Catchment classification based on characterisation of streamflow and precipitation time series
The formulation of objective procedures for the delineation of homogeneous groups of catchments is a fundamental issue in both operational and research hydrology. For assessing catchment similarity, a variety of hydrological information may be considered; in this paper, gauged sites are characterised by a set of streamflow signatures that include a representation, albeit simplified, of the properties of fine time-scale flow series and in particular of the dynamic components of the data, in order to keep into account the sequential order and the stochastic nature of the streamflow process.

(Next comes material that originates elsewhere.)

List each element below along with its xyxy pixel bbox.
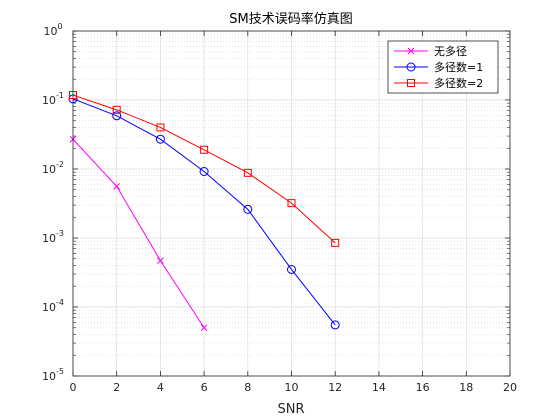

The streamflow signatures are provided in input to a clustering algorithm based on unsupervised SOM neural networks, obtaining groups of catchments with a clear hydrological distinctiveness, as highlighted by the identification of the main patterns of the input variables in the different classes and the interpretation of their interrelations. In addition, even if no geographical, morphological nor climatological information is provided in input to the SOM network, the clusters exhibit an overall consistency as far as location, altitude and precipitation regime are concerned.
In order to assign ungauged sites to such groups, the catchments are represented through a parsimonious set of morphometric and pluviometric variables, including also indexes that attempt to synthesise the variability and correlation properties of the precipitation time series, thus providing information on the type of weather forcing that is specific to each basin. Following a principal components analysis, needed for synthesizing and better understanding the morpho-pluviometric catchment properties, a discriminant analysis finally assigns the ungauged catchments, through a leave-one-out cross validation, to one of the above identified hydrologic response classes. The approach delivers a quite satisfactory identification of the membership of ungauged catchments to the streamflow-based classes, since the comparison of the two cluster sets shows a misclassification rate of around 20%.
Overall results indicate that the inclusion of information on the properties of the fine time-scale streamflow and rainfall time series may be a promising way for better representing the hydrologic and climatic character of the study catchments.